The findings, based on a look at admissions at a major hospital system, indicate that the crisis exacerbated existing disparities and suggest Black people may have had worse access than whites to outpatient care.
For instance, during the first six months of the pandemic, researchers found that white people at UCLA Health hospitals experienced a far larger drop in admissions for non-COVID conditions as compared to Black patients with similar medical issues.
Better outpatient care could have helped prevent those hospitalizations, said Dr. Richard Leuchter, a resident physician at UCLA Health.
He’s lead author of the study, released Thursday ahead of its publication in the American Journal of Preventive Medicine.
Admissions, for conditions including diabetes, asthma and hypertension, disproportionately expose Black individuals to the financial burdens of missing work and hospital costs. They also faced separations from their families and increased risk of hospital-acquired infections, Leuchter said.
“At a time when large-scale community activism has brought attention to systemic racial injustices, it’s important to bring these inequities to light so that action can be taken,” he said.
“While these findings are limited to UCLA Health, these problems represent a systemwide challenge for health care that cannot be addressed through the actions of a single institution.”
The physician added that it’s “within our power as a society to reallocate resources to combat these serious health inequities. We need widespread community action.”
Consistent with national trends, potentially avoidable hospitalizations dropped across UCLA Health hospitals during the pandemic.

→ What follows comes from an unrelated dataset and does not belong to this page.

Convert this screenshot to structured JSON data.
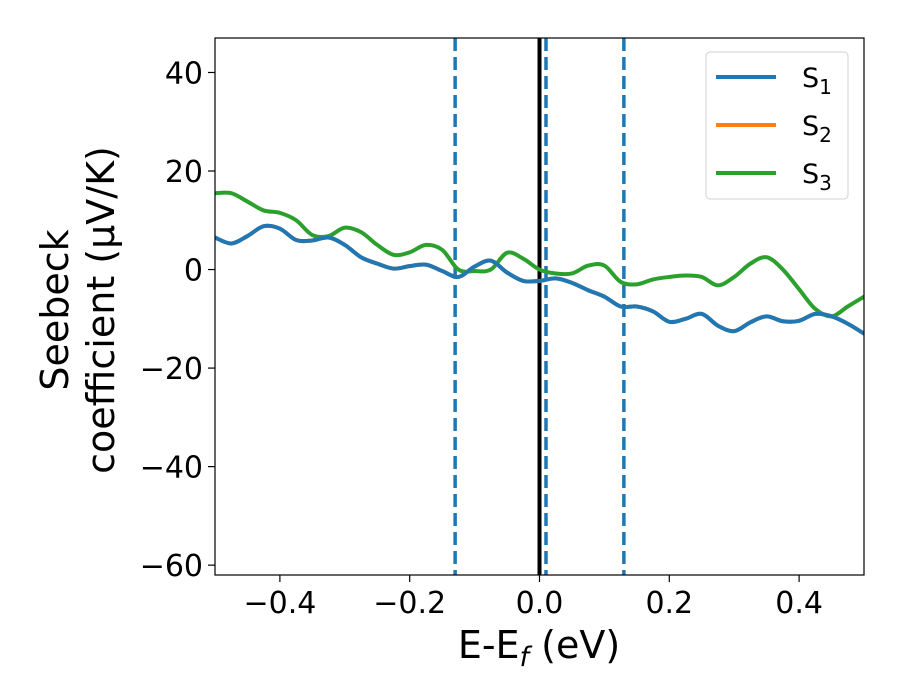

Research into the phenomenon is ongoing, but Leuchter’s study suggests that the potential benefits associated with avoiding hospital stays were not shared equally among all patients.
The researchers examined records for patients admitted to UCLA Health hospitals between March 1 and Aug. 31, 2020. They compared them with hospitalizations during the same pre-pandemic months of 2019.
Patients were admitted for chronic obstructive pulmonary disease, asthma, hypertension, congestive heart failure, community-acquired pneumonia, uncontrolled diabetes and diabetes complications, and urinary tract infections.
People with these conditions can often avoid hospitalization with appropriate outpatient treatment.
The researchers found that out of 4,838 hospitalizations during the 2020 time period, 347 (7.2%) were potentially avoidable, compared with 557 out of 6,248 (8.9%) hospitalizations during the same six-month period in 2019.
While such hospitalizations dropped by 50% for non-Hispanic whites from 2019 to 2020, they dropped a statistically insignificant 8% for Black patients.
The study has some limitations, researchers said. For instance, it did not take into account factors like comorbidities or socioeconomic status that could contribute to health disparities.
In addition, as the sample was confined to a single health system, there was an assumption that the population pools from 2019 and 2020 were similar.
Some patients also may have received false negatives on COVID-19 tests, leading doctors to admit them for pneumonia, which the study classifies as a potentially avoidable hospitalization.